Sie wählte mich; sie kam. Sie verließ den, der sie erzogen hatte und dessen einziges Gut sie war. Das schmeichelte mir. Ich fühlte mich als Sieger. Ich tat sie zu einer Pfarrerswitwe, die zwei erwachsene, hochgebildete Töchter besaß. Durch den Umgang mit diesen Damen wurde es ihr möglich, sich alles, was sie noch nicht besaß, spielend anzueignen. Von da aus bekam sie Gelegenheit, eine selbständige Wirtschaft führen zu können.
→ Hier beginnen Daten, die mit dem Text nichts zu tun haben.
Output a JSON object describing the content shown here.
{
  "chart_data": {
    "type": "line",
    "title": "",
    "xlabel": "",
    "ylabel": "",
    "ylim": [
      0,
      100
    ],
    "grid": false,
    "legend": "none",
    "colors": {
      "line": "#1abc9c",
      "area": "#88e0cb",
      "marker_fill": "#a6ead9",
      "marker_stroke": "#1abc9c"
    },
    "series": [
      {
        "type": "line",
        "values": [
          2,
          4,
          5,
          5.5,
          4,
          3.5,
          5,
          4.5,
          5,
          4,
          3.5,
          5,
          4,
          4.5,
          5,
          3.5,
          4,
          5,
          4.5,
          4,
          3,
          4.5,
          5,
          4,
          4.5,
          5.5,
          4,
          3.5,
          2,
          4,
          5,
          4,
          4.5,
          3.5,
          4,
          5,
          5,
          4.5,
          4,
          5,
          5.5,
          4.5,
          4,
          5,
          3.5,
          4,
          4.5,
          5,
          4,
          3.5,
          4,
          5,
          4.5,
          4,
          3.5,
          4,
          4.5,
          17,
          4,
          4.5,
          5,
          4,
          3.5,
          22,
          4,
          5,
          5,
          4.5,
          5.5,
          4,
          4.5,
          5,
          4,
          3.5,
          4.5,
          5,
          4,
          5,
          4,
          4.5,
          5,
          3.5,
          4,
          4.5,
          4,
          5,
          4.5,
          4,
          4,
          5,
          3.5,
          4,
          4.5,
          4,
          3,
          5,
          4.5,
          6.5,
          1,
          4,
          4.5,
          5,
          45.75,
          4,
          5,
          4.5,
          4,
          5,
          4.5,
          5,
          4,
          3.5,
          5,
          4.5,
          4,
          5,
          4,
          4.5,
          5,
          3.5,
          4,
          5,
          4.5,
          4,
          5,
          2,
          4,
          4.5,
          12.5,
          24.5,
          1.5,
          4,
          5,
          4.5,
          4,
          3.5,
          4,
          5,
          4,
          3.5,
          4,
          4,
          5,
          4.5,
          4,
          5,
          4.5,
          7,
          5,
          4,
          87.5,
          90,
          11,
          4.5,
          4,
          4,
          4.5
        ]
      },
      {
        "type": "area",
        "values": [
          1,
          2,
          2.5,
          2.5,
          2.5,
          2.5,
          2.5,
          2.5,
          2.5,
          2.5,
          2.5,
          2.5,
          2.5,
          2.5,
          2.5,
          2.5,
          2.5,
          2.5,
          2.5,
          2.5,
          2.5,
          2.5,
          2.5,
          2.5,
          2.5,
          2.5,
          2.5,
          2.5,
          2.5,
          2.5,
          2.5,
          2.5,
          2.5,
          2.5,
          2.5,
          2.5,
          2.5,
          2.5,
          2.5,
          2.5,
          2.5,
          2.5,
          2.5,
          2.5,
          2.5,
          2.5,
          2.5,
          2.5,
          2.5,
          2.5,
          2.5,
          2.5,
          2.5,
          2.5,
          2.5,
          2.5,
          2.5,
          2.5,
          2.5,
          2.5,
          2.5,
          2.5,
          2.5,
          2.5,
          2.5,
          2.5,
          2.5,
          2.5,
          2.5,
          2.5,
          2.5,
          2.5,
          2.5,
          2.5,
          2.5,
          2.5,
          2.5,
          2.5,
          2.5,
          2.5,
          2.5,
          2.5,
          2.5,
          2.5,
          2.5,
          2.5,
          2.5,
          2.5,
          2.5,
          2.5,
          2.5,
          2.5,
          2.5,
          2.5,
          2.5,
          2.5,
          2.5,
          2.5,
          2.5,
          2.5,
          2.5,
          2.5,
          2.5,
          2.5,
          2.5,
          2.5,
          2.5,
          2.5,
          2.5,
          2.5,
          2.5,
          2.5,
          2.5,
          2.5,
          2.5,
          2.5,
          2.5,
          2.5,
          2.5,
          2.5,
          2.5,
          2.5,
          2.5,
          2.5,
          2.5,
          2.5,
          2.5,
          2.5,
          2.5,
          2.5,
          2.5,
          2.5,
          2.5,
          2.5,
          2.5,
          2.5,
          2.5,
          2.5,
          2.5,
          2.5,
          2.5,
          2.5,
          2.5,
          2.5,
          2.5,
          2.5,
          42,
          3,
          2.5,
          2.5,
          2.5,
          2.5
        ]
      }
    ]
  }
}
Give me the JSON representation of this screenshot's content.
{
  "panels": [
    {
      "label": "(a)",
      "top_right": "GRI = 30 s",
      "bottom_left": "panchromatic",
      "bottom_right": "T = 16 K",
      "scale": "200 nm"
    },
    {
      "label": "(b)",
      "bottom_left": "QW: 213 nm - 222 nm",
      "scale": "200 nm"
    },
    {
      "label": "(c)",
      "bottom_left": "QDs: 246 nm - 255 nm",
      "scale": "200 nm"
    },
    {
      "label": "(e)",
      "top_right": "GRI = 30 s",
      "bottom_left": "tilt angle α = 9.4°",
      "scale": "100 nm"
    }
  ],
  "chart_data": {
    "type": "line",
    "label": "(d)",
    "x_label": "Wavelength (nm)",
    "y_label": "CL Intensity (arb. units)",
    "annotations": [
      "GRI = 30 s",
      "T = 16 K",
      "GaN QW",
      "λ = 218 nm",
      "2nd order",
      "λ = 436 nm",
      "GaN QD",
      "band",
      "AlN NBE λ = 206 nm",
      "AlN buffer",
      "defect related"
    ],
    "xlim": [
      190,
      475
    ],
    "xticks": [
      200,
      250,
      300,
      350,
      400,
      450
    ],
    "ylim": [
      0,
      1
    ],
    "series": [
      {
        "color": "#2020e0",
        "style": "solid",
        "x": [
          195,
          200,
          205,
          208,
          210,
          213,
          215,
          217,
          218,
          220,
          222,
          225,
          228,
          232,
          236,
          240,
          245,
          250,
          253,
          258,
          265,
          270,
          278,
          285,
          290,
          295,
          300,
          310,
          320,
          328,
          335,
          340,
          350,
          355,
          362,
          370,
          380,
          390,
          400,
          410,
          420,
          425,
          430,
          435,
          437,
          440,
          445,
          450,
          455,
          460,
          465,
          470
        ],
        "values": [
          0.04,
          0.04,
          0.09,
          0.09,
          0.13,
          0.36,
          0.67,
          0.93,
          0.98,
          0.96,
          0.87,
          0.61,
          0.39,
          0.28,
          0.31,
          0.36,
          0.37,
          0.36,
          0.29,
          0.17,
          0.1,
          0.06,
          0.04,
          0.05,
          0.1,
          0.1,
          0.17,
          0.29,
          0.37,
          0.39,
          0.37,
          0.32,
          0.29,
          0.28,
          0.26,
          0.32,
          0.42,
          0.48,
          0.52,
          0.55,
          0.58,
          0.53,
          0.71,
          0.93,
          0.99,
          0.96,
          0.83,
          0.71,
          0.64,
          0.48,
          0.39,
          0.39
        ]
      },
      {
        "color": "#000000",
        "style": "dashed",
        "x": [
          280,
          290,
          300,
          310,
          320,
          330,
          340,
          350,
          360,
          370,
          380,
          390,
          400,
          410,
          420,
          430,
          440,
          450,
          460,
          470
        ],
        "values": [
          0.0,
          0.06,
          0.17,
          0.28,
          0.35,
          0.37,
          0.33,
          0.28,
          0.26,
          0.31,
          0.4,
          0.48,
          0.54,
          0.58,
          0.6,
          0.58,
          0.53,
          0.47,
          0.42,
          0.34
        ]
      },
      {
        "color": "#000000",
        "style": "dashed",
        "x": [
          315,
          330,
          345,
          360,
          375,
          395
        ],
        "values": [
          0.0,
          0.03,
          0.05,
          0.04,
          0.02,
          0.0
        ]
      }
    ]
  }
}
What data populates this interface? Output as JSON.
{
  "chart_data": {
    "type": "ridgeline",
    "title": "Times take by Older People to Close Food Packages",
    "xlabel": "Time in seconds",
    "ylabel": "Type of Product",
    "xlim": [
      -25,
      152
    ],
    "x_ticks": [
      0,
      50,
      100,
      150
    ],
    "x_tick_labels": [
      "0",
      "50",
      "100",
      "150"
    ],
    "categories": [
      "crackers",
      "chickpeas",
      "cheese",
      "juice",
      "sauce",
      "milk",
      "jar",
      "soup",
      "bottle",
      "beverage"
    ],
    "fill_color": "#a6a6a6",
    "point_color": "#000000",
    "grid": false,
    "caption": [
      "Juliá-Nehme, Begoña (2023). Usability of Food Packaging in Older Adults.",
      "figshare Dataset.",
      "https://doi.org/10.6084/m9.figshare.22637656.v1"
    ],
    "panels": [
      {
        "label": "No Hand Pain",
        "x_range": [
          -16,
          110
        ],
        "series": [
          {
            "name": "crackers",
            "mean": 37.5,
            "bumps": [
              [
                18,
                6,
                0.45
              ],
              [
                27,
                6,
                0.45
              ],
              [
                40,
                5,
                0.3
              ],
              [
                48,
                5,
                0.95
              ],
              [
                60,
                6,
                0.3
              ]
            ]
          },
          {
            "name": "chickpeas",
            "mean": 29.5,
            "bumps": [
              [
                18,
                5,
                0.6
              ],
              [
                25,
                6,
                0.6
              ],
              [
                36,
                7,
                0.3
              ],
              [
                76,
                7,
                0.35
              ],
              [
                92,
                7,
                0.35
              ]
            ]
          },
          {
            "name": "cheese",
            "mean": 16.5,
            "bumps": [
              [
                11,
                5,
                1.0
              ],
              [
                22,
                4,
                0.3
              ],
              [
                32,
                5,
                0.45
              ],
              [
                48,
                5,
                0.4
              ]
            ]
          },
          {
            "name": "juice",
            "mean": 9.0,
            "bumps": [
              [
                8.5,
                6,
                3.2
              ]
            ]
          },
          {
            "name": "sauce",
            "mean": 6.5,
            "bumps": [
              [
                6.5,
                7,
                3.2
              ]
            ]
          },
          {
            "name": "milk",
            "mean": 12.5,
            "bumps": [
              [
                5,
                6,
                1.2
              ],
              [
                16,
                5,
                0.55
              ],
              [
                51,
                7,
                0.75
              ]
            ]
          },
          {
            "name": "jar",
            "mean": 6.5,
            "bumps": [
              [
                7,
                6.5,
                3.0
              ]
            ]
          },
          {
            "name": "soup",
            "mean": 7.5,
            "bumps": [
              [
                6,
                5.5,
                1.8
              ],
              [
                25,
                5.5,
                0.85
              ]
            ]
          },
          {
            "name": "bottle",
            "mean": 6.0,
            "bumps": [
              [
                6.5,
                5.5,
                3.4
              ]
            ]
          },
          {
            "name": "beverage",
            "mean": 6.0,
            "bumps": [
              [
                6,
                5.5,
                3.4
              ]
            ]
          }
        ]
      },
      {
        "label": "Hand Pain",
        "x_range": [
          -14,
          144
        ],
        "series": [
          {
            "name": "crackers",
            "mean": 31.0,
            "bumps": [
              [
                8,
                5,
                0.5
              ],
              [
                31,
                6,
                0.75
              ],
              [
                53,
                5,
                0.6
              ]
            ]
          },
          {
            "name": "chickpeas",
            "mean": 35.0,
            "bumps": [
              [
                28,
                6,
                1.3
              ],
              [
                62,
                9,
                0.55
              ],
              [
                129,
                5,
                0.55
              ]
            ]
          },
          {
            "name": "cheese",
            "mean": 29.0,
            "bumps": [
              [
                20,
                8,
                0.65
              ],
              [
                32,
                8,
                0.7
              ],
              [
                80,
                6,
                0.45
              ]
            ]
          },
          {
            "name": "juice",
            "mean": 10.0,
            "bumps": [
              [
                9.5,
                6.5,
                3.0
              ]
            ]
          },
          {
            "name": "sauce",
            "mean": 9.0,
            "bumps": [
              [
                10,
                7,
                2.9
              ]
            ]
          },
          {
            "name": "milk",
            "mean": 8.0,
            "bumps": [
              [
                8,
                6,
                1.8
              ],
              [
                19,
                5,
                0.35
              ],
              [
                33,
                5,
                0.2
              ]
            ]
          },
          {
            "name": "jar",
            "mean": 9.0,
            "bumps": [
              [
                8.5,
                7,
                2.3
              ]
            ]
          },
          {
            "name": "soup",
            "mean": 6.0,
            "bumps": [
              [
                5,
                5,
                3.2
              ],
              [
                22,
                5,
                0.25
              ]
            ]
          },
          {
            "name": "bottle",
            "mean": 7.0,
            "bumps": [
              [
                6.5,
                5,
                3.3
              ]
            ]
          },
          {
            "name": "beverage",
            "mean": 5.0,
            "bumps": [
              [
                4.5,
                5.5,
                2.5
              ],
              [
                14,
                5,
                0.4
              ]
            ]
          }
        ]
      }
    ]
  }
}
Auch ich arbeitete mit gutem, ja mit sehr gutem Erfolg. Ich wurde bekannt und bezog sehr anständige Honorare. Ich hatte mit meinen ‚Reiseerzählungen‘ begonnen, die sofort in Paris und Tours auch in französischer Sprach erschienen. Das sprach sich herum; das imponierte sogar dem ‚alten Pollmer‘. Er hörte von Kennern, daß ich im Begriff stehe, ein wohlhabender, vielleicht gar ein reicher Mann zu werden. Da schrieb er an seine Tochter. Er verzieh ihr, daß sie ihn um meinetwillen verlassen hatte, und forderte sie auf, nach Hohenstein zu kommen, ihn zu besuchen, mich aber mitzubringen. Sie erfüllte ihm diesen Wunsch, und ich begleitete sie. Aber ich ging nicht zu ihm, sondern nach Ernsttal zu meinen Eltern. Er schickte nach mir; ich aber antwortete, er wisse wohl, was ich ihm vorausgesagt habe. Wenn er mich bei sich haben wolle, müsse er persönlich kommen, mich einzuladen. Und er kam!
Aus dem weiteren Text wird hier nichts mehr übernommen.